À quoi pense la littérature ? est une œuvre de Pierre Macherey, parue en 1990 ; elle a pour sous-titre « exercices de philosophie littéraire ». Il s'agit pour Macherey de dégager la philosophie littéraire que propose un certain nombre d'œuvres qu'il étudie, selon le postulat suivant : les textes rassemblés sont susceptibles, puisqu'ils appartiennent au champ historique de la « littérature », de lectures philosophiques, dans lesquelles la philosophie intervient, de manière non exclusive, comme système de référence et comme instrument d'analyse. Faire une lecture philosophique d'un texte ne se réduit pas, pour Macherey, à proposer une même interprétation philosophique à des œuvres très différentes ; au contraire, la lecture philosophique d'une œuvre est, pourrait-on dire, coextensive à cette œuvre singulière, du moins dans son détail. Mais puisque l'auteur lui-même se propose de réaliser des « lectures philosophiques » d'œuvres littéraires diverses, pourquoi donner comme sous-titre à son essai « exercices de philosophie littéraire ». Pierre Macherey a besoin d'un concept précis, celui de philosophie littéraire, afin de repenser le rapport, qu'il estime biaisé, entre littérature et philosophie.

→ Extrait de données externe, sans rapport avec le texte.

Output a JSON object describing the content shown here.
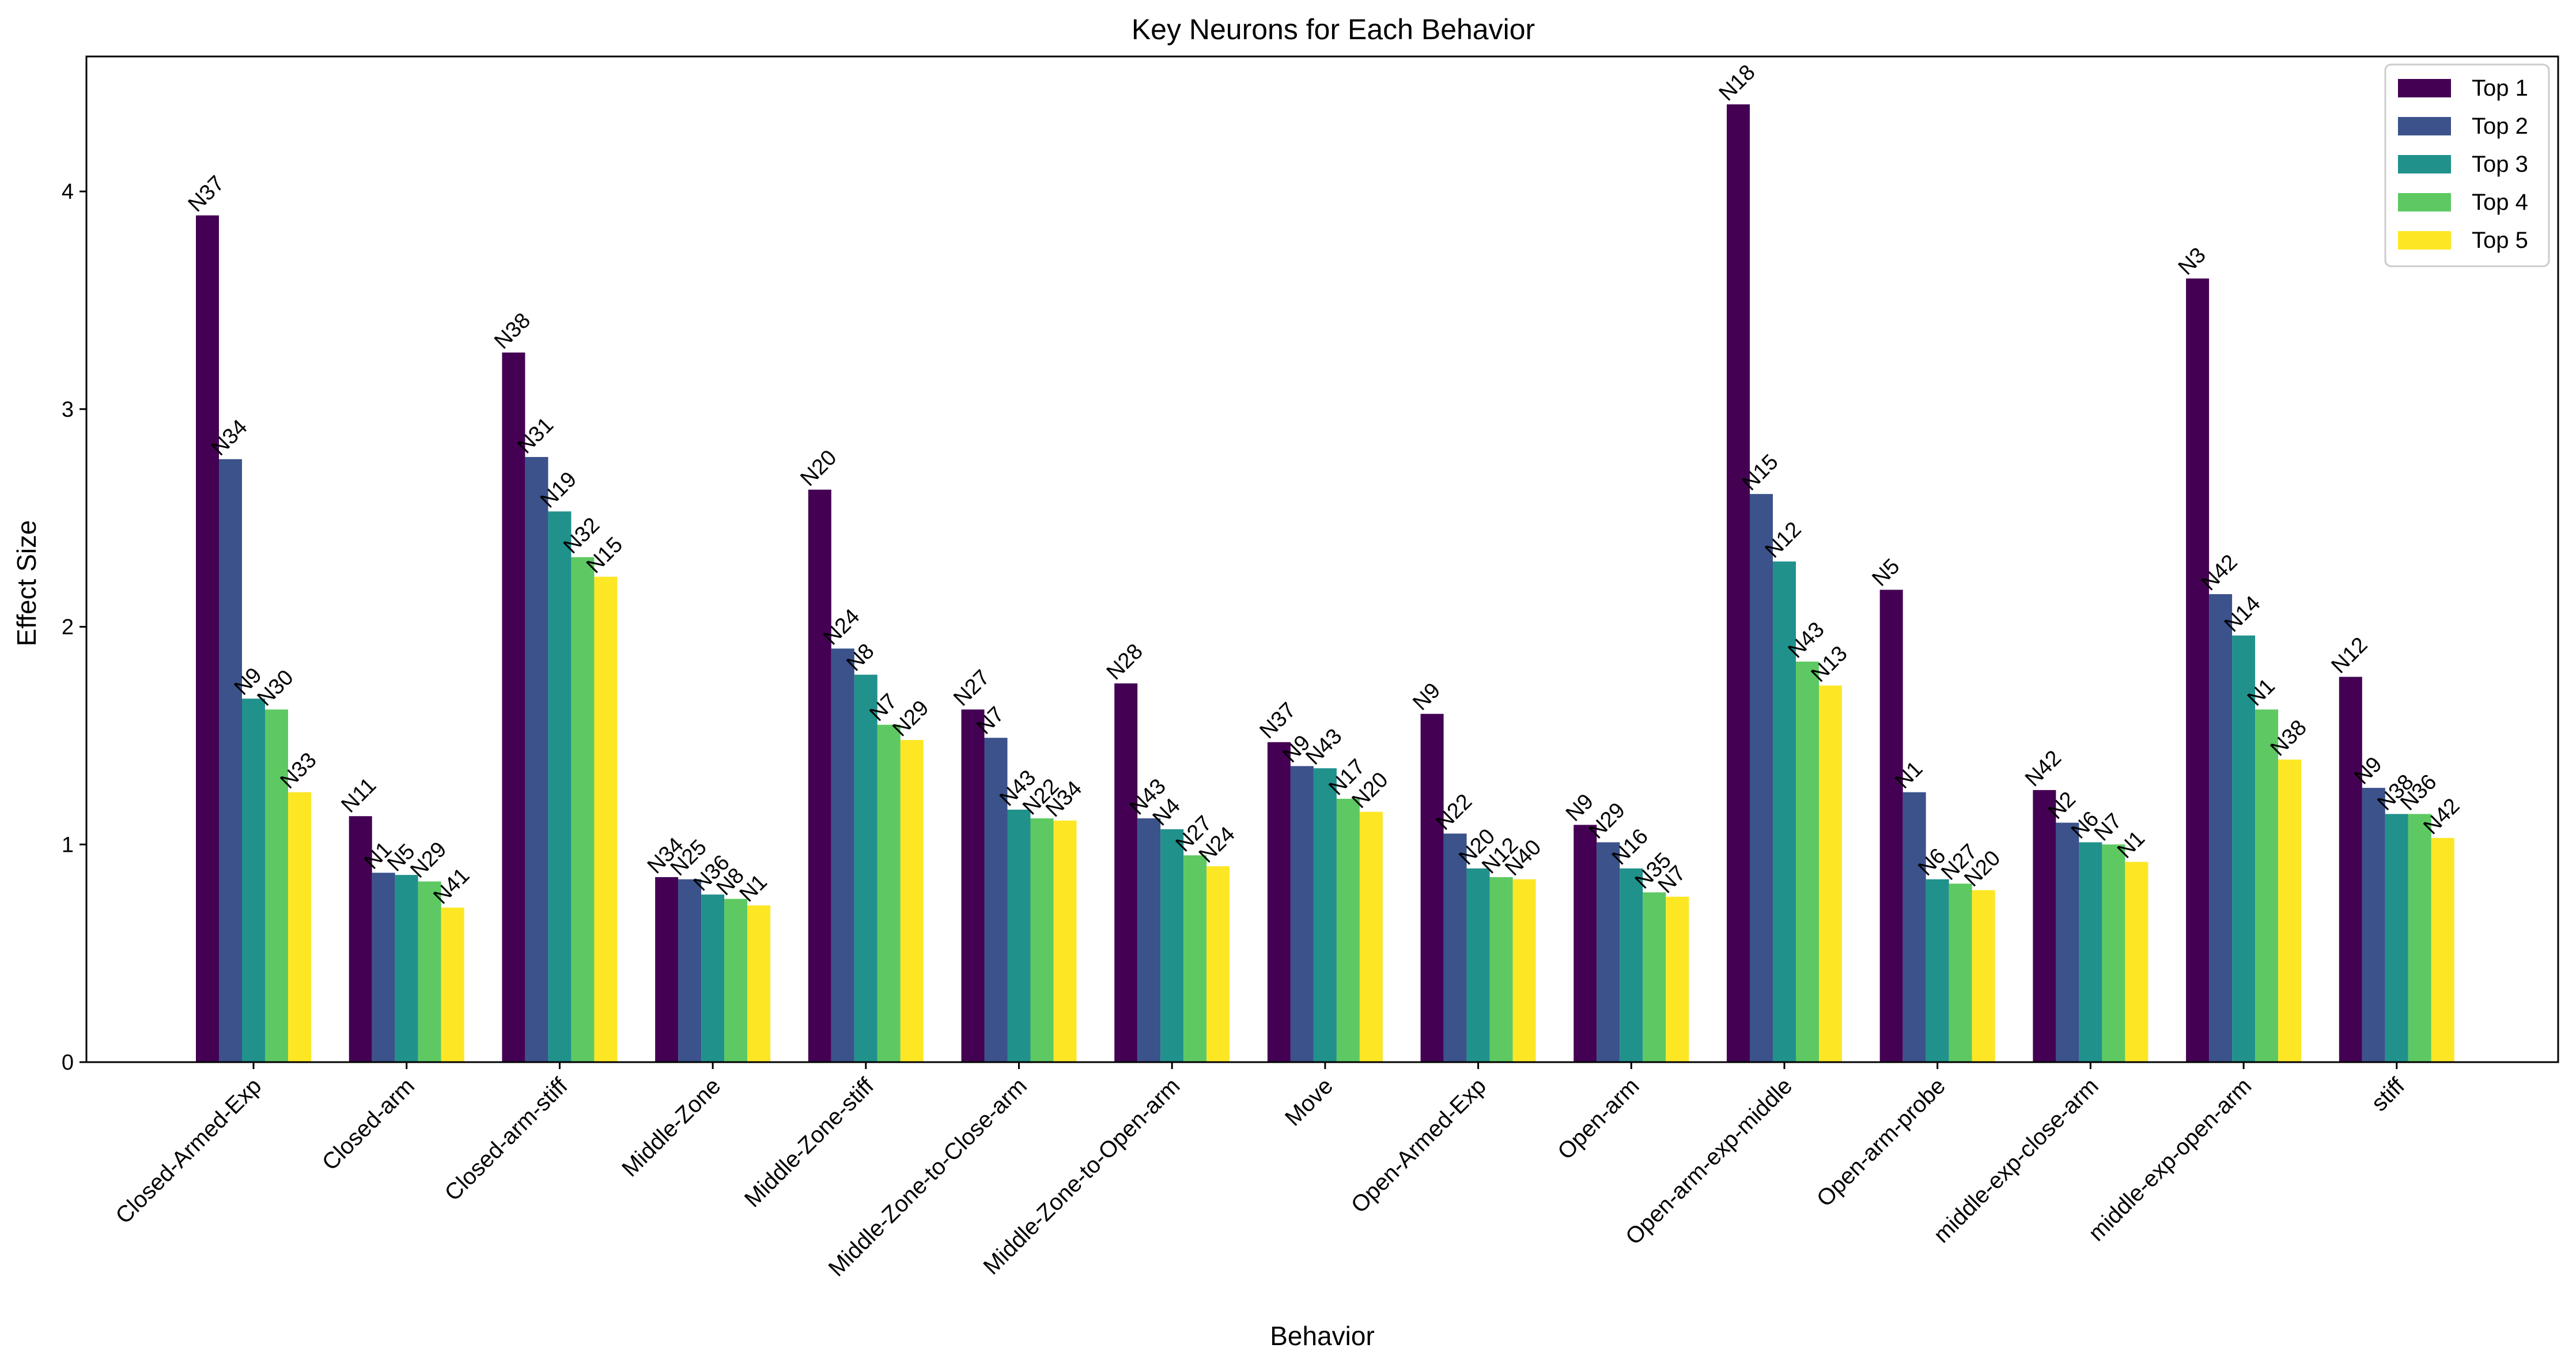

Le problème méthodologique que Macherey travaille tout au long de son essai est celui du rapport entre philosophie et littérature. La question qui se pose semble être : comment penser le rapport littérature-philosophie sans hiérarchie, ou pour le dire autrement, sans indexer l'un des deux termes sur l'autre ? Car, si cela n'était pas possible, c'est la légitimité même de l'entreprise comparatiste entre littérature et philosophie qui est mis en péril : en effet, il ne peut y avoir de comparatisme qu'entre des termes distincts et en relation.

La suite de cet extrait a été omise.